Kodak quietly launched “Kodakit” in March of 2016, but the company didn’t really roll out the red carpet until today, announcing it’s available in 37 countries. I’m talking about Kodak’s new and easy-to-use service that connects consumers and businesses to photographers. The company claims it will “transform the photography market with an on-demand service that will change the way [clients] and photographers can connect. Have instant access to a network of photographers, wherever and whenever you need one.”

When I say that something will “Uber-ize” an industry, I mean it as a company or person disrupting it by introducing a new, more efficient and sometimes cheaper alternative to the status quo. That sounds exactly like what Kodak’s after, and it’s something I’m usually very wary of — remember Snappr? That company’s blatant focus on cheap photography is disgraceful, but Kodak luckily chose a different approach.
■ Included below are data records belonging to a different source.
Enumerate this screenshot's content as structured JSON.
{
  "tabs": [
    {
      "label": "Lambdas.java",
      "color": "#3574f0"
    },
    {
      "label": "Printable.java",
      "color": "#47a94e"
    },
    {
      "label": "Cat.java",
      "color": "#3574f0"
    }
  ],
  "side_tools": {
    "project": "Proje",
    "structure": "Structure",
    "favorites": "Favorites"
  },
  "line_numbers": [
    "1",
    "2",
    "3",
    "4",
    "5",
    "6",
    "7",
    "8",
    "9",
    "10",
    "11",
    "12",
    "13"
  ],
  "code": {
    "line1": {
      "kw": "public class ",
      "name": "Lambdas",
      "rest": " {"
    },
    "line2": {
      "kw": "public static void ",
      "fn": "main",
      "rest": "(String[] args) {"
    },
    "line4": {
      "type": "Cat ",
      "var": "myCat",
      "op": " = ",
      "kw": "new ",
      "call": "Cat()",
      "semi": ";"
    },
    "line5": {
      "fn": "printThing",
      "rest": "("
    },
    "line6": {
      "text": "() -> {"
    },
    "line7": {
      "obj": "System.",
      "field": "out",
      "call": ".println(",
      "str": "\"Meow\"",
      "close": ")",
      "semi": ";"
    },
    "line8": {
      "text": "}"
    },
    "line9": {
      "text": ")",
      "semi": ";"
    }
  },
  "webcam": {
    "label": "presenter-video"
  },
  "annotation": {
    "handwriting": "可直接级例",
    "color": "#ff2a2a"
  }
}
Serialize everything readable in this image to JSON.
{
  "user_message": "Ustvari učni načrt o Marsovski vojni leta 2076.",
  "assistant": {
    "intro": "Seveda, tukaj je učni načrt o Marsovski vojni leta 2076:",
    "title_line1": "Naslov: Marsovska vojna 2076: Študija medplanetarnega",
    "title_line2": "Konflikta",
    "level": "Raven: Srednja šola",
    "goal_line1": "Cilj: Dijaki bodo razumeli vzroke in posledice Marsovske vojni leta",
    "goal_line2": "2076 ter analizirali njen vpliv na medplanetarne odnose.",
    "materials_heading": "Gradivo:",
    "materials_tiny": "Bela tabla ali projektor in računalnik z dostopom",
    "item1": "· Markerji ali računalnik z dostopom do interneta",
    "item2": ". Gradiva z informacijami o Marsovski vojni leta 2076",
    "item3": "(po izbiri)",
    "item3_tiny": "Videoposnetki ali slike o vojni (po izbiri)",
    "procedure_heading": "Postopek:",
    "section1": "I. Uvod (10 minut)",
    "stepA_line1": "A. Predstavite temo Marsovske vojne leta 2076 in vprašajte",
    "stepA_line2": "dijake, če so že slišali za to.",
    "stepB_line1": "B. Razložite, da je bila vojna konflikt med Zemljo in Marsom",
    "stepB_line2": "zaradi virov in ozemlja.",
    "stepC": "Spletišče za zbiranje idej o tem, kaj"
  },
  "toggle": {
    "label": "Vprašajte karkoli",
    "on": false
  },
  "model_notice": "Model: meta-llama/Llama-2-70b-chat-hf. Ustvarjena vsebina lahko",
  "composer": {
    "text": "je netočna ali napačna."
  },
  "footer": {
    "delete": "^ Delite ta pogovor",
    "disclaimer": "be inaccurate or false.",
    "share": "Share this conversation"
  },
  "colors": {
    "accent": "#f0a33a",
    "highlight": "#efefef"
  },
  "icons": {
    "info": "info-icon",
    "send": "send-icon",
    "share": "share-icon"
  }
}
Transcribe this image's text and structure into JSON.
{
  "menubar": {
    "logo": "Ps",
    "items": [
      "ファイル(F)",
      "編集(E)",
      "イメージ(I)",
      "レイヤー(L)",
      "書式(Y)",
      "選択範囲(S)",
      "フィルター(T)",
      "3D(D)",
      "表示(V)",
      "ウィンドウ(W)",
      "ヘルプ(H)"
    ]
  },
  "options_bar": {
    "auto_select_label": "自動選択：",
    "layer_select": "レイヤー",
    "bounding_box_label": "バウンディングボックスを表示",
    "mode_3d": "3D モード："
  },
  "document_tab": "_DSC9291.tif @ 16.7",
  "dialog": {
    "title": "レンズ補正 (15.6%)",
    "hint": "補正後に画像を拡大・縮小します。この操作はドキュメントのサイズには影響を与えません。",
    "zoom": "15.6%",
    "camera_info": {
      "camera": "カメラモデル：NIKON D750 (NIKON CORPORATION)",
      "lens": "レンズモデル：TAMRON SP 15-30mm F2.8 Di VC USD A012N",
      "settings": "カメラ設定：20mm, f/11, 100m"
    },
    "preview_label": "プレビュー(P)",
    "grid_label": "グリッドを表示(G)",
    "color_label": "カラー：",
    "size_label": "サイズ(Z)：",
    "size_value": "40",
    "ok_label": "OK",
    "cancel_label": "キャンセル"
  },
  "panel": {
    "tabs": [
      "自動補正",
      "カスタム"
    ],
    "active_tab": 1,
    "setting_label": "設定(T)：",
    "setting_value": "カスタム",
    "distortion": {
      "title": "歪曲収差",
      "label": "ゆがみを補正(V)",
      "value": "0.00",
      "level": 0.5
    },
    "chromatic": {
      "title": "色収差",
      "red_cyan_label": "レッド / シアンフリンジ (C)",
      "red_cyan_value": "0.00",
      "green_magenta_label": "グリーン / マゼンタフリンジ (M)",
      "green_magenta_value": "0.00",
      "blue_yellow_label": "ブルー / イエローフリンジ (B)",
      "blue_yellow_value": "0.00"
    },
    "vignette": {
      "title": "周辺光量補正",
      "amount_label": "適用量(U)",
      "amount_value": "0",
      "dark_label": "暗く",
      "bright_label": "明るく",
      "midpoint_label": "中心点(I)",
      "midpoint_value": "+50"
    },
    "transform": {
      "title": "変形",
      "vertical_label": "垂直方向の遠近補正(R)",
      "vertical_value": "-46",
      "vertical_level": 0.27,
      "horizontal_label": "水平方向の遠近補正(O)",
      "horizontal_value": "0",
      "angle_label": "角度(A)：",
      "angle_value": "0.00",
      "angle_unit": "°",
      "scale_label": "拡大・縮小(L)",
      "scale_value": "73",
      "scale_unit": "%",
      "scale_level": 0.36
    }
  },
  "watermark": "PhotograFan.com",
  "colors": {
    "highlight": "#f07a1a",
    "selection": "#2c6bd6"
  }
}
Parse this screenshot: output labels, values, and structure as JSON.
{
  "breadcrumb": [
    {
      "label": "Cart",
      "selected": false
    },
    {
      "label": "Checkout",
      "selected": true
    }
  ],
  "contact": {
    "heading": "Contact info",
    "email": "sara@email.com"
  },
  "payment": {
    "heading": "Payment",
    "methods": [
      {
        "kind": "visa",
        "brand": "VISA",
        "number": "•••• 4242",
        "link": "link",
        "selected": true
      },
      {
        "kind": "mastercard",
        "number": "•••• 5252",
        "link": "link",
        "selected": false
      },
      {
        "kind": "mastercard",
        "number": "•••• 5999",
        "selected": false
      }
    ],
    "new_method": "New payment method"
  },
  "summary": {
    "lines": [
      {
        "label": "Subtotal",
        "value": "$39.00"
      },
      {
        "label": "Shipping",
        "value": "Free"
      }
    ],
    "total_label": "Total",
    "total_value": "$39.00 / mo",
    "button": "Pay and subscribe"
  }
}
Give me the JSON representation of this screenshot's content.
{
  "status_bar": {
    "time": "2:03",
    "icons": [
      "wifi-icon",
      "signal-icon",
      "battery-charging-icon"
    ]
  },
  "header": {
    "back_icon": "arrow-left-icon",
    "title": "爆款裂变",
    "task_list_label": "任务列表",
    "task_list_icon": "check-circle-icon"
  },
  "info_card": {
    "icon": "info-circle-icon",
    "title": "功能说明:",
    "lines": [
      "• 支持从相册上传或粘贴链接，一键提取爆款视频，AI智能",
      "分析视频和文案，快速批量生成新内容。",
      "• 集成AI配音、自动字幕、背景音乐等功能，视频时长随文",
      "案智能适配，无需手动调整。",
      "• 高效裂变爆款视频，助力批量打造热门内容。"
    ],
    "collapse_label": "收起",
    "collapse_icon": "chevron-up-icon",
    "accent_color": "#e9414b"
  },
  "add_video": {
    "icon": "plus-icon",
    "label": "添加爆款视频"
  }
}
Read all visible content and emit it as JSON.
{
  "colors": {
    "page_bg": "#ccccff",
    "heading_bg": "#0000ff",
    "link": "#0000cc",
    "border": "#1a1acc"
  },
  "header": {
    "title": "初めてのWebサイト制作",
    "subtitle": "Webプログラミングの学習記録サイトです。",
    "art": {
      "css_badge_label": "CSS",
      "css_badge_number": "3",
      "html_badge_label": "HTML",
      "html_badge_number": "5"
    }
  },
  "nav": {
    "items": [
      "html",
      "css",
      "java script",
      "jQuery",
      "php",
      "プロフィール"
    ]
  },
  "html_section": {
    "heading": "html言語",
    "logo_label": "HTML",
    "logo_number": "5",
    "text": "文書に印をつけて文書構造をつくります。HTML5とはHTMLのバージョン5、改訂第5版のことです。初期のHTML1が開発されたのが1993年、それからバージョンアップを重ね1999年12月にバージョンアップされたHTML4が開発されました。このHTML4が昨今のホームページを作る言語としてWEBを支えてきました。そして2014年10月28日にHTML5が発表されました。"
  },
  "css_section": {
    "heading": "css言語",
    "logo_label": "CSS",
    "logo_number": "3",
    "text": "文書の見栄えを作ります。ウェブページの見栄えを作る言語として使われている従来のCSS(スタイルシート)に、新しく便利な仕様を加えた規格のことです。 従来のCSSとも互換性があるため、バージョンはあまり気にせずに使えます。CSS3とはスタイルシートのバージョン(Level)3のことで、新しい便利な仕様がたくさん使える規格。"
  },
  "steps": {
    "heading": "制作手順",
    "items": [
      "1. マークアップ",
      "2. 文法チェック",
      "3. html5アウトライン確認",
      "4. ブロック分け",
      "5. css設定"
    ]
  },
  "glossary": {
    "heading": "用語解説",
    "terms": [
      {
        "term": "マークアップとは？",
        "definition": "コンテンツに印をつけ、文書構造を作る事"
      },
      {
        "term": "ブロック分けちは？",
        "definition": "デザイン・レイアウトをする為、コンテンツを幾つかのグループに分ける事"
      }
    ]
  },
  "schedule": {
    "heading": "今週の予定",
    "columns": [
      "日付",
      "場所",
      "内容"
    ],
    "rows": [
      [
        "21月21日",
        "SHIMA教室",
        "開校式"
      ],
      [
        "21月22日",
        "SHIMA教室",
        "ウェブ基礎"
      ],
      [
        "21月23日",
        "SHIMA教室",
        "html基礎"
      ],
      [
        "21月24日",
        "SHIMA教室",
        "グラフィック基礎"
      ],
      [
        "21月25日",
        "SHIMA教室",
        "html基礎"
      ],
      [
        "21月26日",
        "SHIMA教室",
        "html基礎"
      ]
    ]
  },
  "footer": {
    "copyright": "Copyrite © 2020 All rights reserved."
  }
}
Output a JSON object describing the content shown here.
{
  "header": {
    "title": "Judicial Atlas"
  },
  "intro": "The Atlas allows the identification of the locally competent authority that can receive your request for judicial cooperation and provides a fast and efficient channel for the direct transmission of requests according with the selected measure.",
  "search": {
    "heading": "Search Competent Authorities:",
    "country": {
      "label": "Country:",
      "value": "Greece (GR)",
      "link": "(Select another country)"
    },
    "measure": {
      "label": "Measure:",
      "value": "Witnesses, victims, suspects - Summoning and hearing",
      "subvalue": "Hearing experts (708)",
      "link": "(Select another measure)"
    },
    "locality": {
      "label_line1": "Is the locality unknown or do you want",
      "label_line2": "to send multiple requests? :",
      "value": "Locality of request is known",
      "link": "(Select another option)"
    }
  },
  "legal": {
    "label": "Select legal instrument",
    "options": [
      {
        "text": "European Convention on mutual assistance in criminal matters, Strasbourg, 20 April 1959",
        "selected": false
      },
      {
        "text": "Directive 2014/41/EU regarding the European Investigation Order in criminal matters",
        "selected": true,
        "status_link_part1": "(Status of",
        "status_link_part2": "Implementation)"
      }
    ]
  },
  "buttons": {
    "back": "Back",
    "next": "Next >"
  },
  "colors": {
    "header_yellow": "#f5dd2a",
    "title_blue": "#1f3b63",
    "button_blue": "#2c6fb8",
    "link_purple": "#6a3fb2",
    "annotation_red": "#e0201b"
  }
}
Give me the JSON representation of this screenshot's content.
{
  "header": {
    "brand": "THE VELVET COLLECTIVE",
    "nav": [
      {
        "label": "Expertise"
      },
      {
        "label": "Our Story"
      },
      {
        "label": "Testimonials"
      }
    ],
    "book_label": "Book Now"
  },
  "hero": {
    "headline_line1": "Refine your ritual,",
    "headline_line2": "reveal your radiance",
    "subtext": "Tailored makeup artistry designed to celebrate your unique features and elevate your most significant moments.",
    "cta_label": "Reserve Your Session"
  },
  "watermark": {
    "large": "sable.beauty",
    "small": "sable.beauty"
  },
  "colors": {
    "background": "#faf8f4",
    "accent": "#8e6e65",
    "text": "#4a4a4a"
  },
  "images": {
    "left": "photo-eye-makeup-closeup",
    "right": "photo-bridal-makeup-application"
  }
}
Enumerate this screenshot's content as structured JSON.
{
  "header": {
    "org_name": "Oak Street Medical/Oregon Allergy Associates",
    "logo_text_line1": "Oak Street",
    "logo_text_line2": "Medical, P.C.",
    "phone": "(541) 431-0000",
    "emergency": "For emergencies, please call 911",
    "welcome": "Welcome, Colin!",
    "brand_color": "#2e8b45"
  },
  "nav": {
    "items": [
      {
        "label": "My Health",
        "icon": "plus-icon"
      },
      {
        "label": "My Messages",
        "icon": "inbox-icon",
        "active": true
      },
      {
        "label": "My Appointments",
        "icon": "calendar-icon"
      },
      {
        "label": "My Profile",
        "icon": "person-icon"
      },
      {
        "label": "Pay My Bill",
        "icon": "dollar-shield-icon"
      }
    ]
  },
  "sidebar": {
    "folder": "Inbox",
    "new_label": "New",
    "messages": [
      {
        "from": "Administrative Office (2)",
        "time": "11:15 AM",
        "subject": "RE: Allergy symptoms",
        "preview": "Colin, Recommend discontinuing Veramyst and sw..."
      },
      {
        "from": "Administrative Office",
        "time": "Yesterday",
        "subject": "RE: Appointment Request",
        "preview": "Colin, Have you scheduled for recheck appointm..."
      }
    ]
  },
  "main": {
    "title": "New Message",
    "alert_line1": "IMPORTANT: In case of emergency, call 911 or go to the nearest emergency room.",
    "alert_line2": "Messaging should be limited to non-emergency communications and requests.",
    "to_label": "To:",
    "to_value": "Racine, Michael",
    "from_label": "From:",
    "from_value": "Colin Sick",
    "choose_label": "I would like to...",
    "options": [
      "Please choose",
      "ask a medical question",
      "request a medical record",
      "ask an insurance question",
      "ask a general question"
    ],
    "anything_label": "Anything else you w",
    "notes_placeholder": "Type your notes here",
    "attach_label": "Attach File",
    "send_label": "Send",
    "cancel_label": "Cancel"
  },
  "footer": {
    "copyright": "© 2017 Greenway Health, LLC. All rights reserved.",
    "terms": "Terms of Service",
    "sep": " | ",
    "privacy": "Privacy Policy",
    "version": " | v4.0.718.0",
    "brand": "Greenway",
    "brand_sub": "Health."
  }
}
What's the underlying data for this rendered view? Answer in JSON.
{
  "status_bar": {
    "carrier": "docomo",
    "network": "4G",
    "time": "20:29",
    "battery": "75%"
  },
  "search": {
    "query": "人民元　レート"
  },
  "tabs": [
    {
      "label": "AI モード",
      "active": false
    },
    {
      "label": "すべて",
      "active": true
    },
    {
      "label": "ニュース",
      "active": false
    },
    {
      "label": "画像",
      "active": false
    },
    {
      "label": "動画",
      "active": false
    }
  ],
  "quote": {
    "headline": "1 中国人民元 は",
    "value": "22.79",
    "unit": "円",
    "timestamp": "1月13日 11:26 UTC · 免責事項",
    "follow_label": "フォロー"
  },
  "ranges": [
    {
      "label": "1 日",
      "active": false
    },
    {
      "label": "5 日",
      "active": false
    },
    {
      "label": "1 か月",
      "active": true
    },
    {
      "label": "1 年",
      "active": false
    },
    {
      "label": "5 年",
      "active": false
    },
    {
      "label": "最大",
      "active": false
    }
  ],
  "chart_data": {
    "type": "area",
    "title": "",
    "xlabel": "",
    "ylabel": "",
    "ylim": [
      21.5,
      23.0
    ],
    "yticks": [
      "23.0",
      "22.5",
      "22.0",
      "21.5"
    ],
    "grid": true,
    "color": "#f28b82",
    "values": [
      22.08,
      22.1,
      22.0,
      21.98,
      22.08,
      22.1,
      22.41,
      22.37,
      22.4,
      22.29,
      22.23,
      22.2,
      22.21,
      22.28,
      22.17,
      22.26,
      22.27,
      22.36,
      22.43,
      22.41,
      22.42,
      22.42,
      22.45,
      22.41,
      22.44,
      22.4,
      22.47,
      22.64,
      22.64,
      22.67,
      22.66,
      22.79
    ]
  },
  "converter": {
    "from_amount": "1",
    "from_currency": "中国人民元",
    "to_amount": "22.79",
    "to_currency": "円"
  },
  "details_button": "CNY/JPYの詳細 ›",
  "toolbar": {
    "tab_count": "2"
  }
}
You can get started with “Kodakit” as a photographer or as a client (mostly companies and businesses), and it claims to solve pain points for both. For photographers, “Kodakit” offers connections to high quality, high volume global brands, while taking care of marketing, booking, pricing, scheduling, invoicing, and payments. For companies, “Kodakit” offers access to a pre-screened global network of local talent. Companies only need to indicate when, where and how they want a photo shoot to be conducted, and let “Kodakit” handle all other aspects of the process and deliver the images in a dedicated private cloud.

Back in March, “Kodakit” was launched as an app, but I couldn’t find it in the App Store today — as it is weirdly only available in Singapore, I guess? So I just went to the website, and I tried the whole thing out from a photographer’s point of view. A new profile was easy to make, for which I was asked to fill in a little bio, choose a genre, show my availability on a calendar and add some example shots. So far no bookings, but screenshots (below) show how photographers can set their own prices, and that’s a key element in maintaining the value of photography.

This is “Uber-izing” the right way. Even though Kodak was on the verge of total collapse just a few years ago, it seems to have found new meaning in life. And because it has such a long history of dealing with photography, everyone can now benefit from it.